JERUSALEM: Gaza rescuers said Israeli strikes killed 10 people on Saturday, after the Israeli military announced the early stages of an intensified operation aimed at defeating Hamas.
The stepped-up campaign came as the humanitarian situation in the besieged territory continued to worsen, with one of its last functioning hospitals warning it was no longer able to treat seriously wounded patients due to shortages of supplies and a nearby attack that damaged the premises.
Civil defense agency spokesman Mahmud Bassal told AFP 10 bodies had been brought to Gaza hospitals after strikes on Saturday morning.
Three people were killed and four wounded in drone strikes east of the southern city of Khan Yunis, he said, while three others were killed and several wounded in the bombing of a house in Jabalia, in the north.
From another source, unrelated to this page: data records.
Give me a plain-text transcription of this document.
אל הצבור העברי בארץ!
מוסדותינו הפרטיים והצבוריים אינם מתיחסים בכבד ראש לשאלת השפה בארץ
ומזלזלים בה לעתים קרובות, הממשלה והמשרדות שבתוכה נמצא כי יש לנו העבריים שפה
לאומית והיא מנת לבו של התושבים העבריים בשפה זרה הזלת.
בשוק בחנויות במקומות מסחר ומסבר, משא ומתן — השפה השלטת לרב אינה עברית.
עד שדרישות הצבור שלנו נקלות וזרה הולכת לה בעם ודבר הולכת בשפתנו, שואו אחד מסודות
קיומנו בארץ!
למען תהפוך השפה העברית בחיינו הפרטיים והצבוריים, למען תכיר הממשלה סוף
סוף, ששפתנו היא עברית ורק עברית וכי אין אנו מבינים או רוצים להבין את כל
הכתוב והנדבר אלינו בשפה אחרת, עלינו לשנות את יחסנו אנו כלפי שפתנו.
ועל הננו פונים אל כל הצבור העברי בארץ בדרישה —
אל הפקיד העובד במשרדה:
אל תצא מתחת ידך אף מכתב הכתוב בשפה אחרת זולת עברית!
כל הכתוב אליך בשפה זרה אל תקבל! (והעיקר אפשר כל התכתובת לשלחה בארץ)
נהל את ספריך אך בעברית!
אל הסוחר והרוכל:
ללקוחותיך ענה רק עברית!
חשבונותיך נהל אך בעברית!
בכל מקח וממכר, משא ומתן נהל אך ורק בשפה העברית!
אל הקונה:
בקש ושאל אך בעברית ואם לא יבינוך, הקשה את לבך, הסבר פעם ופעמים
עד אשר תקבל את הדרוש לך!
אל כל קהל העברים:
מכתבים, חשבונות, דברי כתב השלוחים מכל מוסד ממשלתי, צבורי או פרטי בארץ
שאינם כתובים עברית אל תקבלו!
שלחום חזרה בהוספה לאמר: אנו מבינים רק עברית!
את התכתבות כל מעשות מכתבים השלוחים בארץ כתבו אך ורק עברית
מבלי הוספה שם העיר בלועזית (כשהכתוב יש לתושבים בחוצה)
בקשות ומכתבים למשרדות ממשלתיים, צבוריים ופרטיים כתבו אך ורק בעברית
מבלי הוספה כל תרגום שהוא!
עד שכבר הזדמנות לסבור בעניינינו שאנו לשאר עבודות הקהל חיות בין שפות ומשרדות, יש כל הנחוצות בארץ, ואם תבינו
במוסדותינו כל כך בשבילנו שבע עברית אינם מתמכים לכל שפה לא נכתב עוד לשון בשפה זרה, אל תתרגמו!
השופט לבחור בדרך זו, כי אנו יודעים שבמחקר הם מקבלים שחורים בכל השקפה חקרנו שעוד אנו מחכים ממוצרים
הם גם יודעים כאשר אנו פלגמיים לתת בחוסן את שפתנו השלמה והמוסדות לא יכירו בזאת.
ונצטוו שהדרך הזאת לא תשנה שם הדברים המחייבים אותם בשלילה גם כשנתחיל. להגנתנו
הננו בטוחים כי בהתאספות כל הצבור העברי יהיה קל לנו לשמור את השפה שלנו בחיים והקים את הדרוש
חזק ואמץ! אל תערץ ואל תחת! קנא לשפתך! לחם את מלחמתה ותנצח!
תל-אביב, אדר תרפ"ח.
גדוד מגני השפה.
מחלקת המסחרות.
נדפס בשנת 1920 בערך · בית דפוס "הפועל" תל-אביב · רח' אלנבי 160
An attack on an apartment northwest of Khan Yunis killed three people, he added, while one person was killed and five wounded, “including a girl, a young woman and a pregnant woman,” in a strike on a tent west of the same city.
The reports of deaths came after the Israeli army announced it had “launched extensive strikes and transferred forces to seize control of areas within the Gaza Strip.”
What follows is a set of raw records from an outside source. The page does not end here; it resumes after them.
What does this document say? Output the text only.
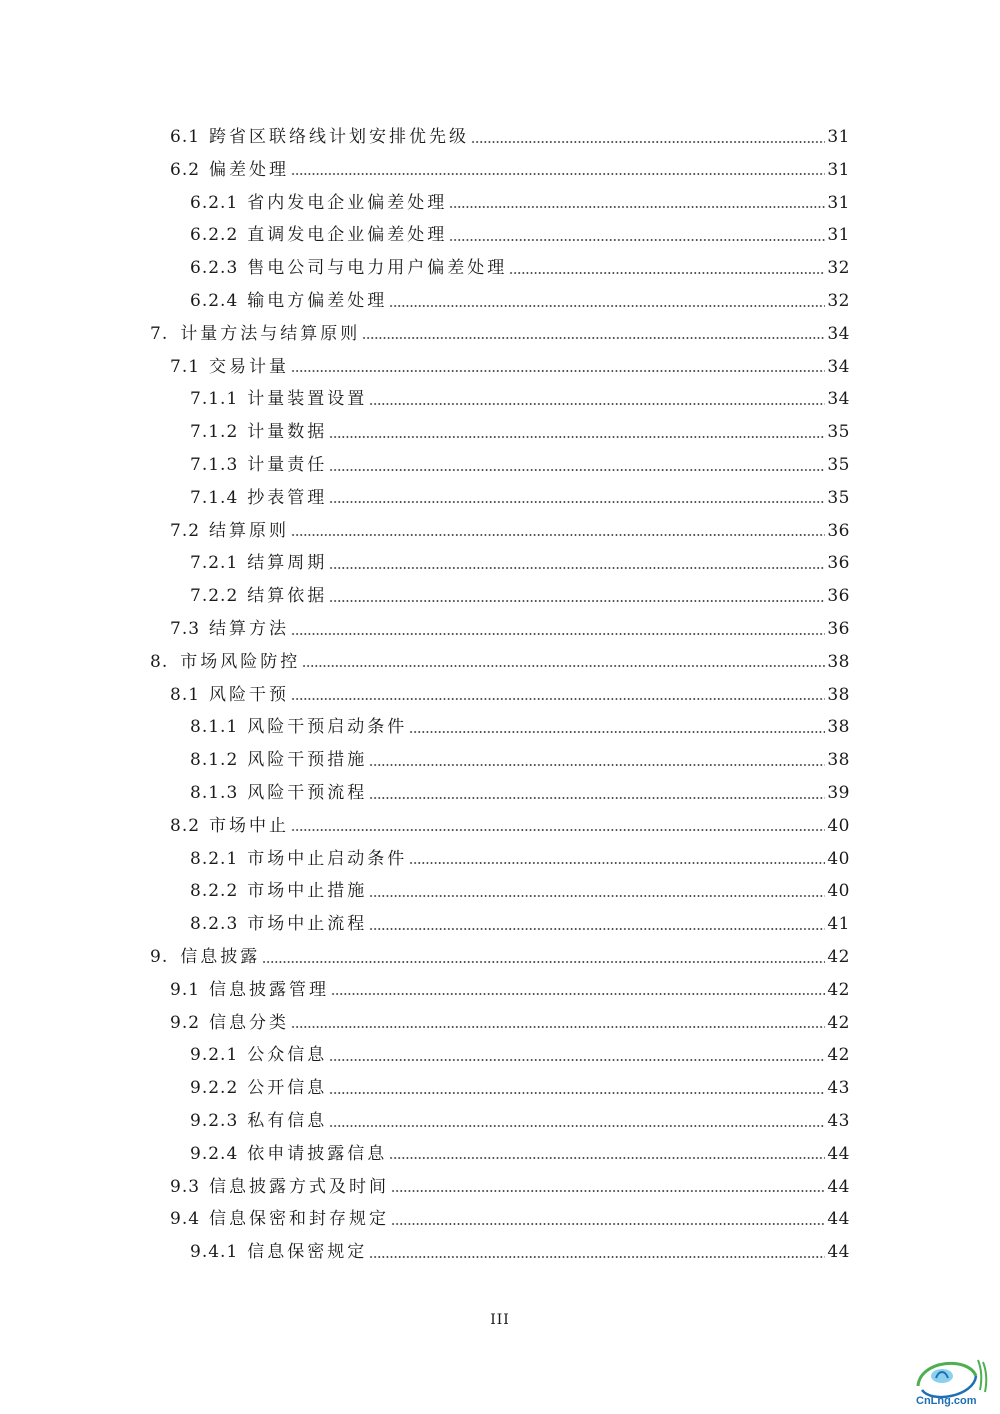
6.1 跨省区联络线计划安排优先级	31
6.2 偏差处理	31
6.2.1 省内发电企业偏差处理	31
6.2.2 直调发电企业偏差处理	31
6.2.3 售电公司与电力用户偏差处理	32
6.2.4 输电方偏差处理	32
7. 计量方法与结算原则	34
7.1 交易计量	34
7.1.1 计量装置设置	34
7.1.2 计量数据	35
7.1.3 计量责任	35
7.1.4 抄表管理	35
7.2 结算原则	36
7.2.1 结算周期	36
7.2.2 结算依据	36
7.3 结算方法	36
8. 市场风险防控	38
8.1 风险干预	38
8.1.1 风险干预启动条件	38
8.1.2 风险干预措施	38
8.1.3 风险干预流程	39
8.2 市场中止	40
8.2.1 市场中止启动条件	40
8.2.2 市场中止措施	40
8.2.3 市场中止流程	41
9. 信息披露	42
9.1 信息披露管理	42
9.2 信息分类	42
9.2.1 公众信息	42
9.2.2 公开信息	43
9.2.3 私有信息	43
9.2.4 依申请披露信息	44
9.3 信息披露方式及时间	44
9.4 信息保密和封存规定	44
9.4.1 信息保密规定	44
III
CnLng.com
The moves were part of the “the expansion of the battle in the Gaza Strip, with the goal of achieving all the war’s objectives, including the release of the abducted and the defeat of Hamas,” the military said.
The operation was launched as Israel faces pressure to lift a sweeping aid blockade it imposed on Gaza in early March as negotiations faltered over next steps in a ceasefire that collapsed weeks later.
Aid organizations have warned that the blockade has created critical shortages of everything from food and clean water to fuel and medicines.
Marwan Sultan, director of the Indonesian Hospital in the northern Gaza Strip, said the situation there was “tragic and catastrophic after its surroundings were targeted again this morning, causing the collapse of ceilings and cracks in the walls.”
“The operating rooms and intensive care units are completely full and we are unable to receive any more critical cases,” he said.
He added there was “a severe shortage of blood units, medicines, medical and therapeutic supplies, and surgical procedures.”
Sultan said doctors had been forced to source blood for transfusions from other patients and even from themselves “due to the impossibility of donations from citizens due to malnutrition.”